Perform the request:

resp_structured <- request(openrouter_url) |>
  req_headers(Authorization = paste("Bearer", api_key)) |>
  req_body_json(request_body_structured) |>
  req_perform()

5.4.1 Process the structured response

Convert the response to a named list:

resp_structured_list <- resp_body_json(resp_structured)
messages_structured <- resp_structured_list[["choices"]][[1]][["message"]]

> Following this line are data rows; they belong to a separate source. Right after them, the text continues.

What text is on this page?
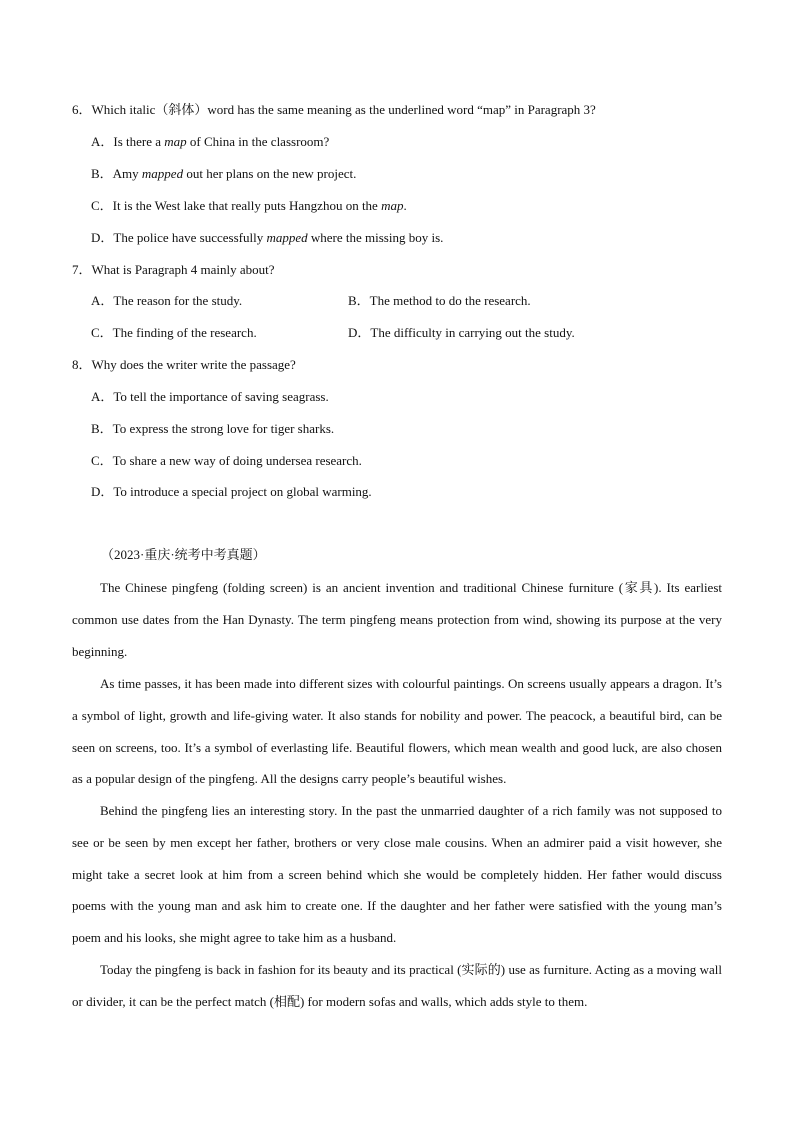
6．Which italic（斜体）word has the same meaning as the underlined word “map” in Paragraph 3?
A．Is there a map of China in the classroom?
B．Amy mapped out her plans on the new project.
C．It is the West lake that really puts Hangzhou on the map.
D．The police have successfully mapped where the missing boy is.
7．What is Paragraph 4 mainly about?
A．The reason for the study.	B．The method to do the research.
C．The finding of the research.	D．The difficulty in carrying out the study.
8．Why does the writer write the passage?
A．To tell the importance of saving seagrass.
B．To express the strong love for tiger sharks.
C．To share a new way of doing undersea research.
D．To introduce a special project on global warming.
（2023·重庆·统考中考真题）
The Chinese pingfeng (folding screen) is an ancient invention and traditional Chinese furniture (家具). Its earliest common use dates from the Han Dynasty. The term pingfeng means protection from wind, showing its purpose at the very beginning.
As time passes, it has been made into different sizes with colourful paintings. On screens usually appears a dragon. It’s a symbol of light, growth and life-giving water. It also stands for nobility and power. The peacock, a beautiful bird, can be seen on screens, too. It’s a symbol of everlasting life. Beautiful flowers, which mean wealth and good luck, are also chosen as a popular design of the pingfeng. All the designs carry people’s beautiful wishes.
Behind the pingfeng lies an interesting story. In the past the unmarried daughter of a rich family was not supposed to see or be seen by men except her father, brothers or very close male cousins. When an admirer paid a visit however, she might take a secret look at him from a screen behind which she would be completely hidden. Her father would discuss poems with the young man and ask him to create one. If the daughter and her father were satisfied with the young man’s poem and his looks, she might agree to take him as a husband.
Today the pingfeng is back in fashion for its beauty and its practical (实际的) use as furniture. Acting as a moving wall or divider, it can be the perfect match (相配) for modern sofas and walls, which adds style to them.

The response field is now a string in JSON format. We can use jsonlite::prettify() on the JSON string to pretty print it:

{
  if (!is.null(messages_structured[["reasoning"]])) {
    cat("--- Reasoning ---\n")
    cat(messages_structured[["reasoning"]], "\n")
  }
  cat("--- Response ---\n")
  prettify(messages_structured[["content"]])
}
--- Reasoning ---
We need to respond as a meticulous research assistant. The user asks: "What is your name and who made you?" We should answer: "I am ChatGPT, a language model developed by OpenAI." Possibly mention the team. The user didn't ask for anything else. Just answer. 
--- Response ---
{
    "name": "ChatGPT",
    "manufacturer": "OpenAI",
    "knowledge_cutoff": "2024-06"
}
 

You can use jsonlite::fromJSON() to convert the response field into a named list:

fromJSON(messages_structured[["content"]])
$name
[1] "ChatGPT"

$manufacturer
[1] "OpenAI"

$knowledge_cutoff
[1] "2024-06"

5.4.2 Validate the response

We can optionally use the jsonvalidate package to validate the response:

is_valid <- jsonvalidate::json_validate(
  json = messages_structured[["content"]],
  schema = jsonlite::toJSON(LLMinfo_schema),
  verbose = TRUE
)

Produce warning if the response does not conform to the schema:

if (is_valid) {
  cat("The response conforms to the schema.\n")
} else {
  warning("The response does not conform to the schema.")
}
The response conforms to the schema.